Opinion
No. CAAP–11–0000687.
2012-05-30
In the Interest of N.G.
Leslie C. Maharaj, on the briefs, for Mother–Appellant, Cecilla Asher fka Cecilla Benjamin. Gay M. Tanaka, Mary Anne Magnier, on the briefs, Deputy Attorneys General for Petitioner–Appellee, Department of Human Services.
Leslie C. Maharaj, on the briefs, for Mother–Appellant, Cecilla Asher fka Cecilla Benjamin. Gay M. Tanaka, Mary Anne Magnier, on the briefs, Deputy Attorneys General for Petitioner–Appellee, Department of Human Services.
Appeal from the Family Court of the First Circuit (FC–S No. 08–01–1643).
NAKAMURA, Chief Judge, FUJISE and LEONARD, JJ.
SUMMARY DISPOSITION ORDER
Appellant Mother (Mother) appeals from the Order Terminating Parental Rights, filed on August 31, 2011 in the Family Court of the First Circuit (Family Court).

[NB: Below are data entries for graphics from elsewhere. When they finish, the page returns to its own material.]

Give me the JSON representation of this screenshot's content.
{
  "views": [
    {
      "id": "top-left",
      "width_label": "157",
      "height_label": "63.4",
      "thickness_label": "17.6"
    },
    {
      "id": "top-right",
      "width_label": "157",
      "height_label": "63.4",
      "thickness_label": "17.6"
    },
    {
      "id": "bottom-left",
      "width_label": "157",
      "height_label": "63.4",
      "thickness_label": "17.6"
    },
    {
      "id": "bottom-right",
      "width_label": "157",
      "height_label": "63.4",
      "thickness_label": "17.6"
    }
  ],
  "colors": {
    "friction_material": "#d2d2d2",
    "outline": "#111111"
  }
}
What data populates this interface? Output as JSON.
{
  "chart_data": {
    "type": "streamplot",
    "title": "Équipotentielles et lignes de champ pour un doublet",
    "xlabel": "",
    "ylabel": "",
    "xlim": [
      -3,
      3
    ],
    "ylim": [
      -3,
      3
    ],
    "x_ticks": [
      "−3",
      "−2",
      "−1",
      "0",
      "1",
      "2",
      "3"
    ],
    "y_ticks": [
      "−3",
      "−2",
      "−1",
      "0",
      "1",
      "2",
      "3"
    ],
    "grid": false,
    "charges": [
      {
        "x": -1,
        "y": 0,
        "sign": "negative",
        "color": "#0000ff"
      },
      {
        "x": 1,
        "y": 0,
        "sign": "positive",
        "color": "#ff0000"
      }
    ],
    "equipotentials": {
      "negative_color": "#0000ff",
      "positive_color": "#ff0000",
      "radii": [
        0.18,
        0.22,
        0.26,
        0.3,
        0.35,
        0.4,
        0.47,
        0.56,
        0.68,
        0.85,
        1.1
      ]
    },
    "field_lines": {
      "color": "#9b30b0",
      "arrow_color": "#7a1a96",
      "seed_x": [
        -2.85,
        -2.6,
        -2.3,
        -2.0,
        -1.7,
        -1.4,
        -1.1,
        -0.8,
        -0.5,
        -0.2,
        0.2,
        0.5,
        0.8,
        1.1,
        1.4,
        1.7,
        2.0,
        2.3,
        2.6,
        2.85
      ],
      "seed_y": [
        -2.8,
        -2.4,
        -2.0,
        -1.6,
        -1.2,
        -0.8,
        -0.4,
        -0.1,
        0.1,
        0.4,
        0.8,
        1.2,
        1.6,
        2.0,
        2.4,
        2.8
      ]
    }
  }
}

The Honorable Bode A. Uale presided.
On appeal, Mother contends that the Family Court erred by determining that the Petitioner–Appellee, State of Hawai‘i, Department of Human Services (DHS), made reasonable efforts to reunify her child, N.G., with Mother because DHS did not provide appropriate services and the assistance of a Marshallese interpreter prior to terminating her parental rights. Mother argues that DHS should not have withdrawn its requirement that Mother undergo a psychological evaluation since it was “necessary to address mental health concerns, parenting ability, and the most effective way Mother can integrate and learn information so that DHS can provide better services[.]”
Upon careful review of the record and the briefs submitted by the parties and having given due consideration to the arguments advanced and the issues raised by the parties, we resolve Mother's points of error as follows:
Mother's claim that DHS's withdrawal of the requirement of a psychological evaluation of Mother demonstrates that a reasonable effort to reunify her with N.G. was not made cannot be sustained in this case. The only pertinent evidence presented to the Family Court supported the determination that a psychological evaluation of Mother through an interpreter would not be helpful. The psychological evaluation requirement was eliminated based upon the examiner's opinion that Mother did not understand English and “[p]sychological evaluation through interpreters are of questionable validity and testing norms are often not available for other cultural groups.” It was recommended that “more appropriate information on their parenting skills, knowledge, and perceptions could be secured by service providers such as therapist, visitation supervisors, etc., who have more ongoing contact with these clients.” Thereafter, the service plan required that Mother's individual therapist, Dr. Welch, obtain the same or similar types of information to assess Mother.
Importantly, Mother agreed to DHS's request to eliminate the requirement of a psychological evaluation and use an individual therapist in the service plan during a hearing on March 24, 2009. Mother again agreed to the modified service plan that did not include a psychological evaluation during a hearing on February 10, 2010. Mother also provided no argument or support for the proposition that a psychological evaluation performed through the use of interpreters would provide valid and useful information concerning Mother's mental health and parenting abilities.
DHS made reasonable efforts to provide an interpreter for Mother's services. DHS stated that it does not employ interpreters. Rather, it makes referrals to service providers and it is the responsibility of the service provider to arrange for an interpreter to be present at each meeting. After Mother requested, and the Family Court ordered, that an interpreter be available for services, Mother cites an example of when an interpreter was not present for two therapy sessions. However, in a Safe Family Home Report dated September 13, 2009, DHS stated that it “made a referral to Dr. Welch but mother has stalled it till this day, and has not started her individual therapy sessions. Mother puts the blame on the translator and the translator blames [Mother]'s lack of cooperation to facilitate scheduling.” Mother also does not claim any harm or prejudice resulted from a lack of an interpreter for two therapy sessions.
Mother eventually requested that an interpreter be present while she visited with N.G. because the child was learning English and could not understand her. The Family Court then ordered that an interpreter be provided during visits with N.G. Mother cites no instances where there was no interpreter provided during visitation.
Mother cites several instances in which there was no interpreter available for a court hearing. In each instance where Mother did not waive the presence of an interpreter, the hearing was continued. Mother does not argue that any harm or prejudice resulted from the continuance of the hearings.
The Family Court's unchallenged findings of fact and conclusions of law clearly support its determination that it is not reasonably foreseeable that Mother will become willing and able to provide N.G. with a safe family home, even with the assistance of a service plan, within a reasonable period of time.
Therefore, it is hereby ordered that the Order Terminating Parental Rights, filed on August 31, 2011, in the Family Court of the First Circuit Court, is affirmed.